Sign in to claim ownership
Sign In
Kortical is an AI platform created by the company of the same name, focusing on accelerating the AI project lifecycle: from development to industrial deployment. Its core value lies in providing a transparent and controlled automated machine learning (AutoML) process, allowing experienced specialists to avoid spending time on routine tasks and instead concentrate on strategic aspects, increasing the speed and reliability of bringing solutions to market.

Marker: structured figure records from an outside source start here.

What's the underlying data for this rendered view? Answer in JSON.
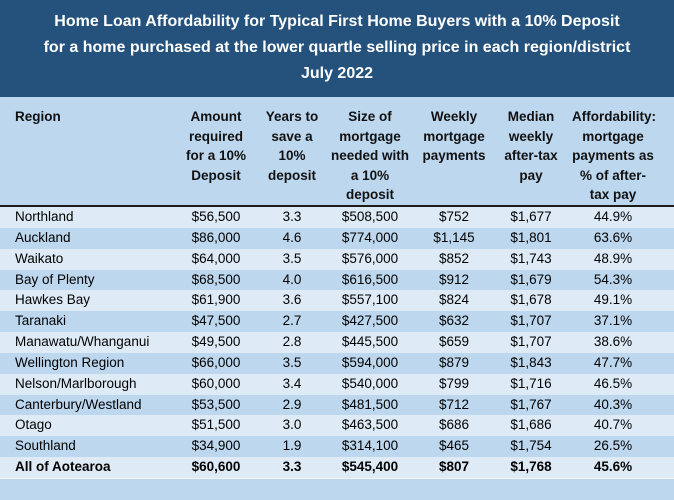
{
  "title": {
    "line1": "Home Loan Affordability for Typical First Home Buyers with a 10% Deposit",
    "line2": "for a home purchased at the lower quartle selling price in each region/district",
    "line3": "July 2022"
  },
  "colors": {
    "title_background": "#24527C",
    "title_text": "#FFFFFF",
    "header_background": "#BDD7EE",
    "row_light": "#DEEBF7",
    "row_shaded": "#BDD7EE",
    "header_rule": "#1C1C1C",
    "body_text": "#000000"
  },
  "chart_data": {
    "type": "table",
    "title": "Home Loan Affordability for Typical First Home Buyers with a 10% Deposit for a home purchased at the lower quartle selling price in each region/district July 2022",
    "columns": [
      {
        "key": "region",
        "label": "Region",
        "header_lines": [
          "Region"
        ]
      },
      {
        "key": "deposit-amount",
        "label": "Amount required for a 10% Deposit",
        "header_lines": [
          "Amount",
          "required",
          "for a 10%",
          "Deposit"
        ]
      },
      {
        "key": "years-to-save",
        "label": "Years to save a 10% deposit",
        "header_lines": [
          "Years to",
          "save a",
          "10%",
          "deposit"
        ]
      },
      {
        "key": "mortgage-size",
        "label": "Size of mortgage needed with a 10% deposit",
        "header_lines": [
          "Size of",
          "mortgage",
          "needed with",
          "a 10%",
          "deposit"
        ]
      },
      {
        "key": "weekly-payments",
        "label": "Weekly mortgage payments",
        "header_lines": [
          "Weekly",
          "mortgage",
          "payments"
        ]
      },
      {
        "key": "median-pay",
        "label": "Median weekly after-tax pay",
        "header_lines": [
          "Median",
          "weekly",
          "after-tax",
          "pay"
        ]
      },
      {
        "key": "affordability",
        "label": "Affordability: mortgage payments as % of after-tax pay",
        "header_lines": [
          "Affordability:",
          "mortgage",
          "payments as",
          "% of after-",
          "tax pay"
        ]
      }
    ],
    "rows": [
      {
        "bold": false,
        "values": [
          "Northland",
          "$56,500",
          "3.3",
          "$508,500",
          "$752",
          "$1,677",
          "44.9%"
        ]
      },
      {
        "bold": false,
        "values": [
          "Auckland",
          "$86,000",
          "4.6",
          "$774,000",
          "$1,145",
          "$1,801",
          "63.6%"
        ]
      },
      {
        "bold": false,
        "values": [
          "Waikato",
          "$64,000",
          "3.5",
          "$576,000",
          "$852",
          "$1,743",
          "48.9%"
        ]
      },
      {
        "bold": false,
        "values": [
          "Bay of Plenty",
          "$68,500",
          "4.0",
          "$616,500",
          "$912",
          "$1,679",
          "54.3%"
        ]
      },
      {
        "bold": false,
        "values": [
          "Hawkes Bay",
          "$61,900",
          "3.6",
          "$557,100",
          "$824",
          "$1,678",
          "49.1%"
        ]
      },
      {
        "bold": false,
        "values": [
          "Taranaki",
          "$47,500",
          "2.7",
          "$427,500",
          "$632",
          "$1,707",
          "37.1%"
        ]
      },
      {
        "bold": false,
        "values": [
          "Manawatu/Whanganui",
          "$49,500",
          "2.8",
          "$445,500",
          "$659",
          "$1,707",
          "38.6%"
        ]
      },
      {
        "bold": false,
        "values": [
          "Wellington Region",
          "$66,000",
          "3.5",
          "$594,000",
          "$879",
          "$1,843",
          "47.7%"
        ]
      },
      {
        "bold": false,
        "values": [
          "Nelson/Marlborough",
          "$60,000",
          "3.4",
          "$540,000",
          "$799",
          "$1,716",
          "46.5%"
        ]
      },
      {
        "bold": false,
        "values": [
          "Canterbury/Westland",
          "$53,500",
          "2.9",
          "$481,500",
          "$712",
          "$1,767",
          "40.3%"
        ]
      },
      {
        "bold": false,
        "values": [
          "Otago",
          "$51,500",
          "3.0",
          "$463,500",
          "$686",
          "$1,686",
          "40.7%"
        ]
      },
      {
        "bold": false,
        "values": [
          "Southland",
          "$34,900",
          "1.9",
          "$314,100",
          "$465",
          "$1,754",
          "26.5%"
        ]
      },
      {
        "bold": true,
        "values": [
          "All of Aotearoa",
          "$60,600",
          "3.3",
          "$545,400",
          "$807",
          "$1,768",
          "45.6%"
        ]
      }
    ]
  }
}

The platform's main capabilities include automated machine learning model building and training (Auto Training), covering the full cycle from data preparation to selecting the optimal algorithm. The second key functionality is scalable deployment, enabling easy transfer of models to production. The third capability is comprehensive ML Ops tools, providing monitoring, version management, and model retraining. The fourth is transparent AutoML, offering full visibility and control over the process for specialists. The fifth is support for teamwork and collaborative development. The sixth is the ability to work with various data types and tasks, from regression to classification.

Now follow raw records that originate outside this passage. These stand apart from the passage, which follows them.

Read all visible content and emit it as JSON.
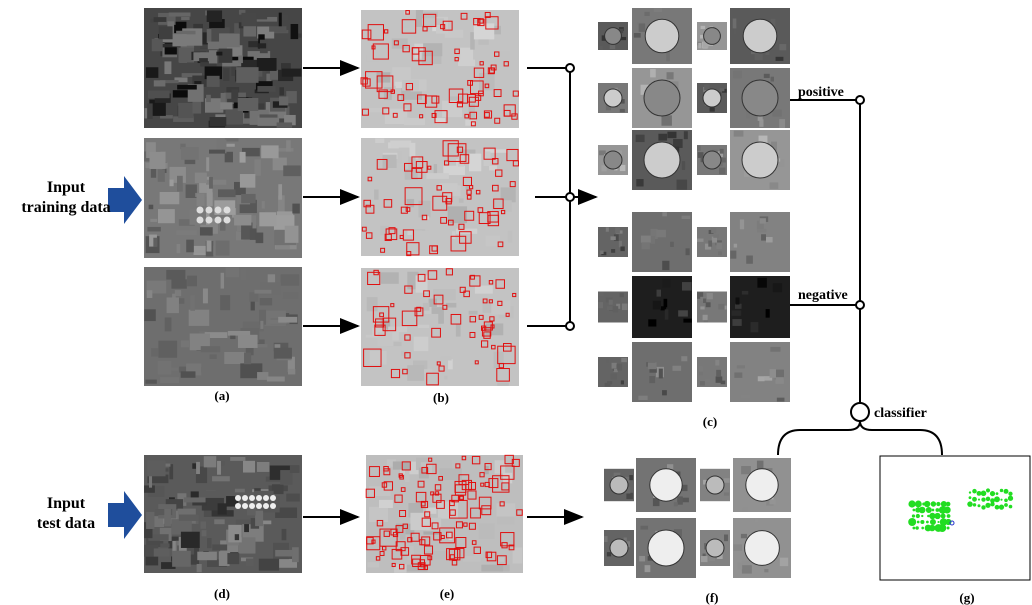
{
  "training_input": {
    "line1": "Input",
    "line2": "training data"
  },
  "test_input": {
    "line1": "Input",
    "line2": "test data"
  },
  "panel_labels": {
    "a": "(a)",
    "b": "(b)",
    "c": "(c)",
    "d": "(d)",
    "e": "(e)",
    "f": "(f)",
    "g": "(g)"
  },
  "positive": "positive",
  "negative": "negative",
  "classifier": "classifier"
}
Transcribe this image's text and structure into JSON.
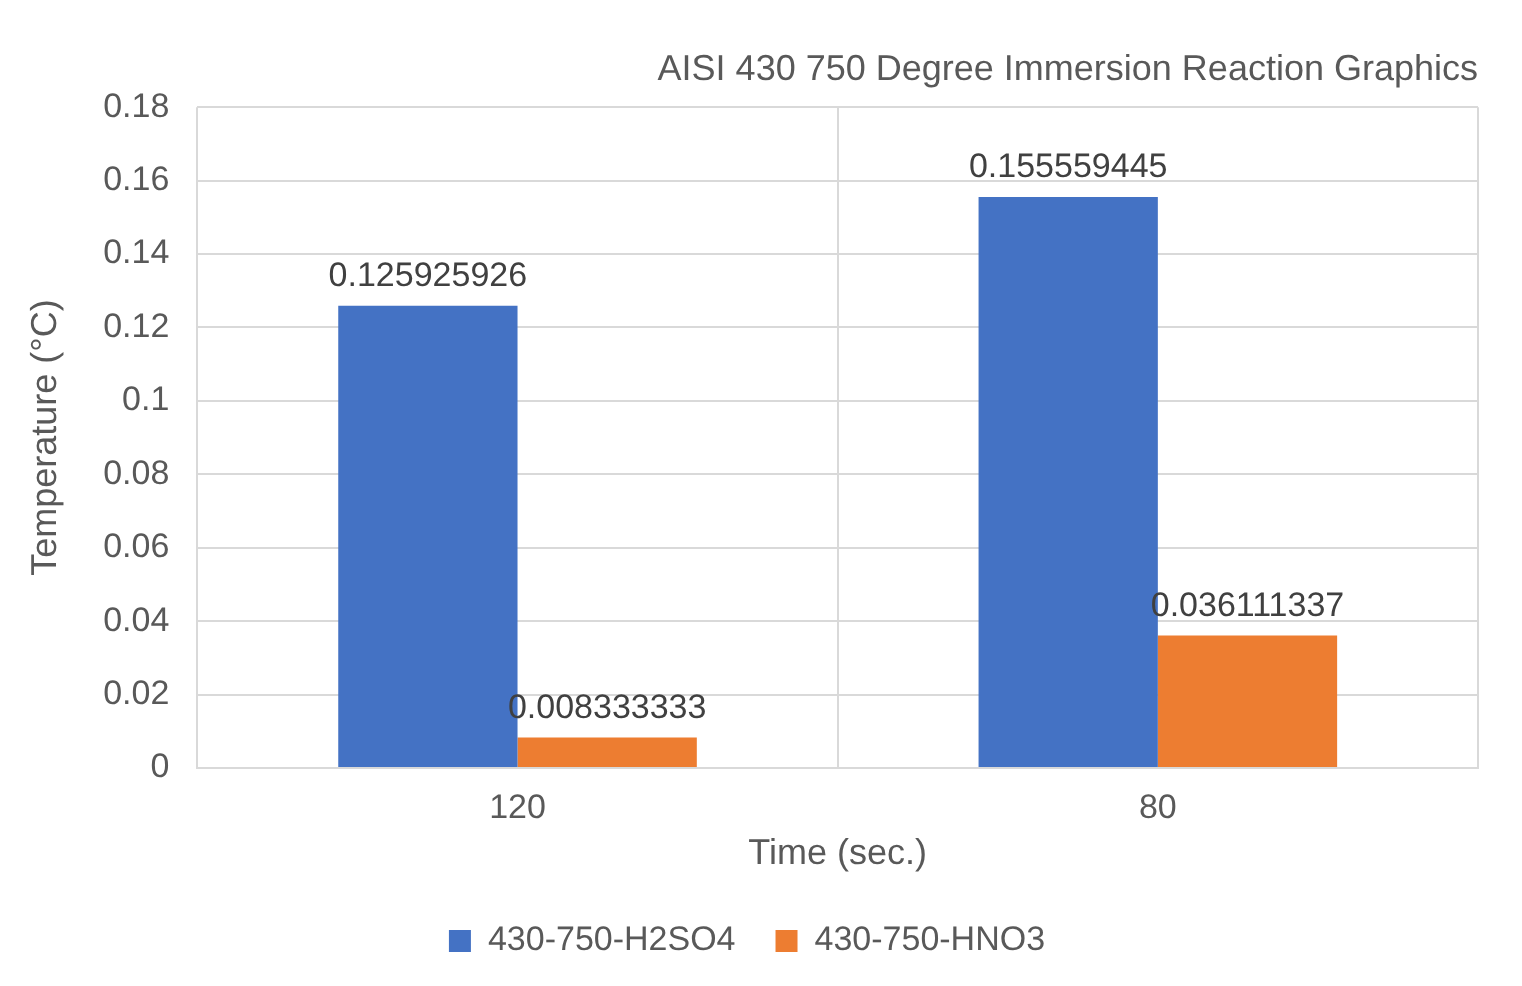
{
  "chart_data": {
    "type": "bar",
    "title": "AISI 430 750 Degree Immersion Reaction Graphics",
    "xlabel": "Time (sec.)",
    "ylabel": "Temperature (°C)",
    "categories": [
      "120",
      "80"
    ],
    "series": [
      {
        "name": "430-750-H2SO4",
        "color": "#4472c4",
        "values": [
          0.125925926,
          0.155559445
        ]
      },
      {
        "name": "430-750-HNO3",
        "color": "#ed7d31",
        "values": [
          0.008333333,
          0.036111337
        ]
      }
    ],
    "ylim": [
      0,
      0.18
    ],
    "yticks": [
      0,
      0.02,
      0.04,
      0.06,
      0.08,
      0.1,
      0.12,
      0.14,
      0.16,
      0.18
    ],
    "grid": true,
    "legend": "bottom",
    "data_labels": true
  }
}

A distinctive feature of Kortical is its focus on professional data scientists and developers who need not just a black box, but a tool that accelerates their work without losing control. The platform offers detailed analytics of the model-building process, explainable results (Explainable AI), and flexible settings. Technically, it can be deployed as a cloud service or on-premise, which is important for corporate clients with data security requirements. Kortical integrates with popular data ecosystems and tools, ensuring a smooth workflow within companies' existing IT landscapes.

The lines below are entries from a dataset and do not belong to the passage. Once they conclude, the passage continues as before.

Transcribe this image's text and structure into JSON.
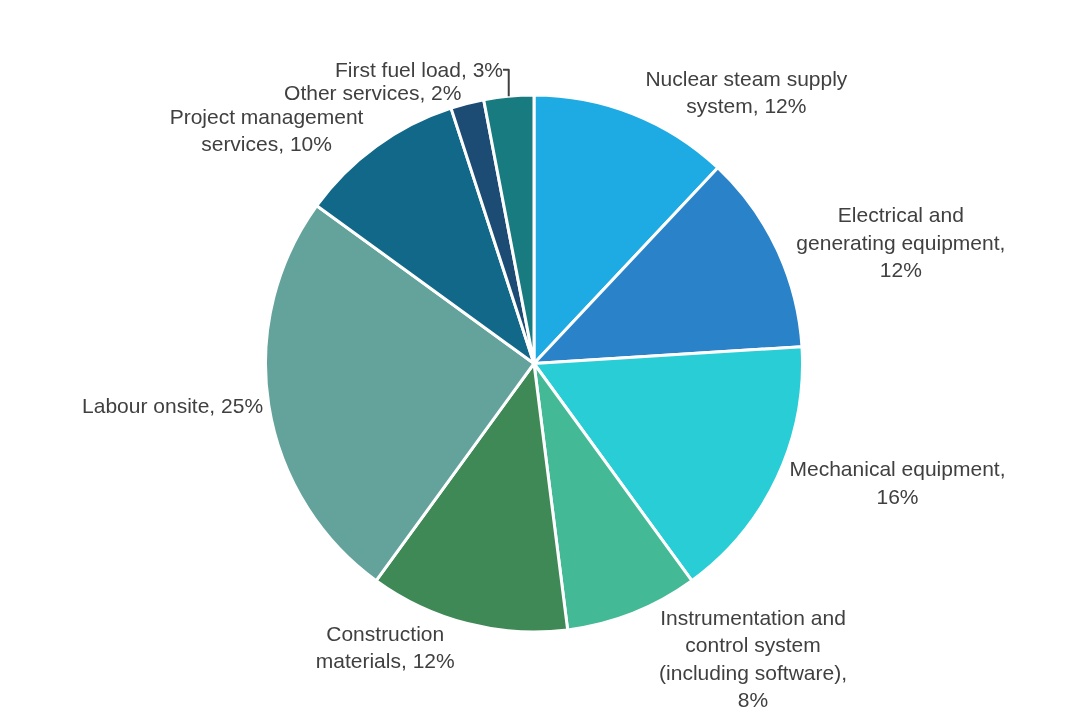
{
  "chart_data": {
    "type": "pie",
    "categories": [
      "Nuclear steam supply system, 12%",
      "Electrical and generating equipment, 12%",
      "Mechanical equipment, 16%",
      "Instrumentation and control system (including software), 8%",
      "Construction materials, 12%",
      "Labour onsite, 25%",
      "Project management services, 10%",
      "Other services, 2%",
      "First fuel load, 3%"
    ],
    "values": [
      12,
      12,
      16,
      8,
      12,
      25,
      10,
      2,
      3
    ],
    "colors": [
      "#1eaae3",
      "#2a82c8",
      "#28cdd6",
      "#43b996",
      "#3e8955",
      "#64a39c",
      "#116888",
      "#1c4b73",
      "#187b80"
    ],
    "legend": false
  }
}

It is ideally suited for data scientist and ML engineer teams in medium and large companies aiming to standardize and accelerate the industrial deployment process of AI models. Typical use cases include developing predictive models for financial analysis, creating systems for predictive equipment maintenance, building chatbots with intelligent natural language processing, and automating data-driven decision-making processes in retail or logistics. The platform bridges the gap between experimental development and stable model operation in real-world conditions.